Kosal Noum (“Noum”) was injured while a passenger in the back seat of a car driven by his sister on September 3,2012, and was treated for his injuries by Flax Pond Chiropractic Care (“Flax Pond”) until January 15,2013. Flax Pond’s bills, totaling $5,585.00, were submitted to the sister’s insurer, Quincy Mutual Insurance Company (“Quincy Mutual”), for personal injury protection (“PIP”) reimbursement. An orthopedic surgeon conducted an independent medical examination (“IME”), ordered by Quincy Mutual, and concluded that Noum had “reached a medical end result” by December 18, 2012. Quincy Mutual paid Flax Pond $5,010.00 for treatment rendered through that date, and declined further payment based on the IME report. Flax Pond commenced suit the following October as an unpaid party for the balance of $575.00, alleging breach of contract and violation of G.L.c. 90, §34M. About three months later, Quincy Mutual tendered to Flax Pond a check for $575.00. Flax Pond rejected the tender.2 Quincy Mutual moved for summary judgment on the ground that no money was “due and payable” under §34M. Flax Pond has appealed from the allowance of that motion.
The tender of $575.00 that brought the action to a close was, in current parlance, a “Fascione payment,” which received its moniker from the 2001 decision oí Fascione v. CNA Ins. Cos., 435 Mass. 88 (2001), and the effect of which has been subjected to a divergence of interpretation ever since. See, e.g., Barron Chiropractic & Rehabilitation, P.C. v. Norfolk & Dedham Group, 2013 Mass. App. Div. 76; Metro West Med. Assocs., Inc. v. Amica Mut. Ins. Co., 2010 Mass. App. Div. 136; Essex Chiropractic Office, LLC v. Plymouth Rock Assur. Corp., 2008 Mass. App. Div. 269. The Supreme Judicial Court has now resolved that disparity, holding:
[A]n insurer’s late tender of PIP benefits, made after a claimant has filed suit and which the claimant declines to accept, does not entitle an insurer to summary judgment. To be sure, an insurer may opt to tender payment of outstanding PIP benefits after the filing of a suit, and if a claimant accepts *240that tender, the action under G.L.c. 90, §34M, will be extinguished. See Fascione, supra at 91. But the mere tender of such late payment will not, in itself, inoculate an insurer against liability for attorney’s fees and costs if the claimant opts to refuse tender and subsequently obtains a judgment for PIP benefits.

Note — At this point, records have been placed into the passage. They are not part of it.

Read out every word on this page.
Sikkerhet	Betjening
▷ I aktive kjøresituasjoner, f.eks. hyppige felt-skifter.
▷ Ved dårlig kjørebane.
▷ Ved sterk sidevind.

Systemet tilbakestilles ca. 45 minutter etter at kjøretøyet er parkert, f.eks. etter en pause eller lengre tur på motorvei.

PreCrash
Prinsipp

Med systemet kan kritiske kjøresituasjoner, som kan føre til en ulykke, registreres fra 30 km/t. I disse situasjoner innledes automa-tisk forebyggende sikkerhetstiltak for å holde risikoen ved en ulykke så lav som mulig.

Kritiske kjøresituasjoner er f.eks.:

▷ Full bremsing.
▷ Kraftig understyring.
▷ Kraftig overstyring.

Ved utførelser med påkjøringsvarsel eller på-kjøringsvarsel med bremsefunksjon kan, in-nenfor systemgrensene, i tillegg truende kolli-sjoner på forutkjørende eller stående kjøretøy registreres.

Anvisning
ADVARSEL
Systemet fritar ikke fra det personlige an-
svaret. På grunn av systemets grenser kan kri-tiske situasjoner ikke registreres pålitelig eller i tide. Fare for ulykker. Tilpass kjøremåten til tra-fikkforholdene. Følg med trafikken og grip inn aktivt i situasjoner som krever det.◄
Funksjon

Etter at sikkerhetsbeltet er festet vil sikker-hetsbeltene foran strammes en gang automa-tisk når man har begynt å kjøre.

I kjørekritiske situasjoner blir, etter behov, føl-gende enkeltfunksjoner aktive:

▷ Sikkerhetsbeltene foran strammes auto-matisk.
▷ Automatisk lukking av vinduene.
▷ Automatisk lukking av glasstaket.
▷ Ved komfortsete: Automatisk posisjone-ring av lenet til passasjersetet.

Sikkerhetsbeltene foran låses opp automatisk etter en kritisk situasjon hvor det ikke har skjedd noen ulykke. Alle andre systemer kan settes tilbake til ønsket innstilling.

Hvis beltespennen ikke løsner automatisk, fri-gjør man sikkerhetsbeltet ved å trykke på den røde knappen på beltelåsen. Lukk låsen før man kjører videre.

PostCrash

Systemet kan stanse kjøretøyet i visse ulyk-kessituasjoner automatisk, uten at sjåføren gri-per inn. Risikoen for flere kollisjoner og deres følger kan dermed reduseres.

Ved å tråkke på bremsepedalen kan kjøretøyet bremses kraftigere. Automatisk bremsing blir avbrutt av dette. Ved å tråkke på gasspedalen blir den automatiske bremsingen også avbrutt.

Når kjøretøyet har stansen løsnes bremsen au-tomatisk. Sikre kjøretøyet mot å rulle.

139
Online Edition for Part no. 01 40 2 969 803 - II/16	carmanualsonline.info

Barron Chiropractic & Rehabilitation, P.C. v. Norfolk & Dedham Group, 469 Mass. 800, 810-811 (2014), rev'g, in part, 2013 Mass. App. Div. 76. Such was the situation here — tender by Quincy Mutual, and rejection by Flax Pond. Quincy Mutual was not entitled to summary judgment. The matter must go to trial on the factual issues in dispute that were only touched upon below by affidavit,3 namely, whether there are due and payable “reasonable” expenses for “necessary” medical treatment provided by Flax Pond for Noum’s injuries. Scalia v. Liberty Mut. Ins. Co., 1995 Mass. App. Div. 69, 71.
Summary judgment for Quincy Mutual is vacated; the allowance of Quincy Mutual’s summary judgment motion is reversed, and this case is returned to the Lynn District Court for trial.

 The rejection of tender is a fact on which both parties agreed at oral argument.

 In the court below, accompanying Quincy Mutual’s motion for summary judgment was the sworn IME report, and with Flax Pond’s opposition, its chiropractor’s sworn bills and treatment summaries.